The physical environment of an agency also has the potential to communicate welcoming messages to youth. Olson-Kennedy recommends staff hang posters and other visuals in waiting areas and offices that say things like, “We welcome all genders here,” or “Tell us about your gender.” Transgender youth feel more comfortable when they see posters that affirm the fluidity of gender and the spectrum of gender identities, Calimquim says.

Olson-Kennedy and Calimquim offer several other ways to put transgender youth at ease, including providing gender-neutral bathrooms and hiring transgender adults to work at your agency.

Provide Transgender-Specific Services

In addition to providing a welcoming and safe environment, it’s important that staff understand the experiences of transgender youth and their unique service needs.

Transgender youth experience something called “gender dysphoria,” Olson-Kennedy explains, which is an ongoing state of distress caused by the awareness that one’s gender identity doesn’t match the sex  assigned at birth. Medical care such as hormone blockers for younger children, and cross-sex hormone therapy for adolescents and young adults, helps resolve young people’s gender dysphoria and improves their mental health.

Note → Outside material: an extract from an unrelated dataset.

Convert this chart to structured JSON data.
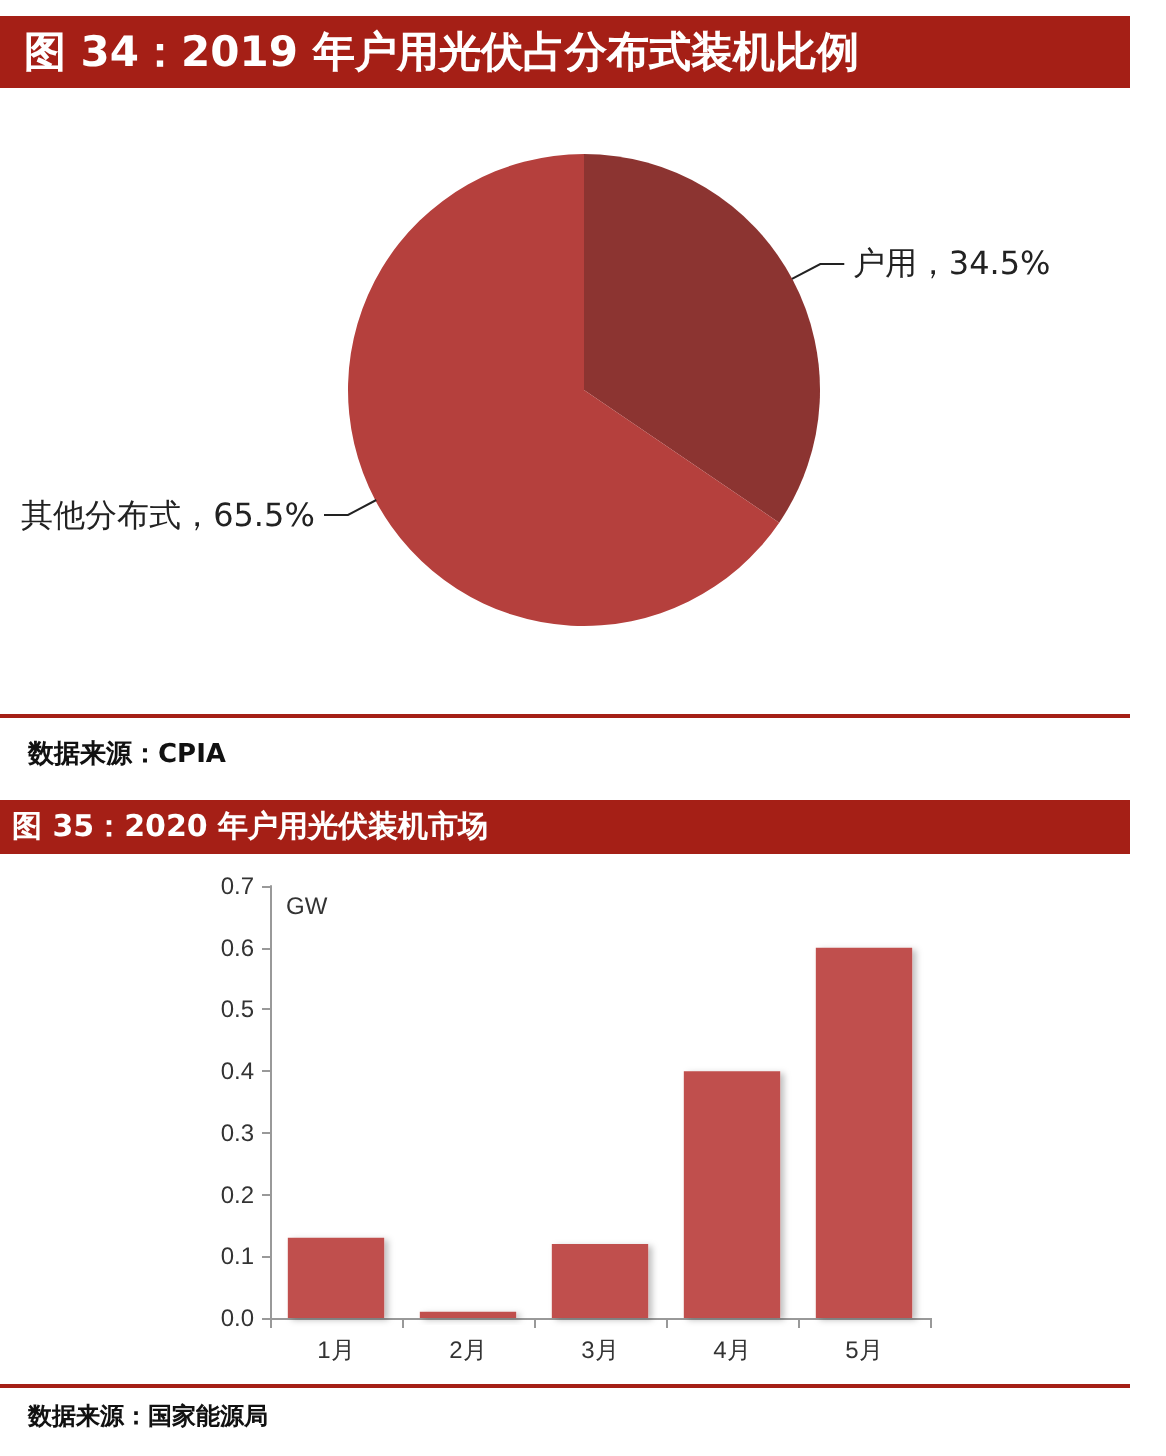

It’s important for staff to receive training so they know how to discuss sensitive topics like transgender health care and the gender transition process with youth, Calimquim says. Building rapport with young people is important so they feel safe discussing it, so it’s best to wait until they bring it up themselves, or until you know them better. When youth approach you seeking transition-related health care, culturally-affirming mental health care, or help changing legal documents, be ready with a list of referrals, she says.

Experiencing homelessness, gender dysphoria, discrimination, and family rejection is very painful, Olson-Kennedy says, and it’s essential that staff understand where transgender youth are coming from and why they may use drugs and alcohol to self-soothe. Recently one of her patients demonstrated this point when they said, “When I’m high, I don’t actually have to think about my body.”

One of the most powerful ways agencies can support the overall well-being of transgender youth is to address family rejection. If staff can help family members move from a place of rejection to a place of understanding and acceptance, transgender youth have the possibility of reuniting with their families.

“When you increase people’s awareness and capacity for celebration of their trans child, you change the world,” Olson-Kennedy said. “If you just keep taking trans kids and confining them into the system, without trying to change families, we don't move the world as fast.”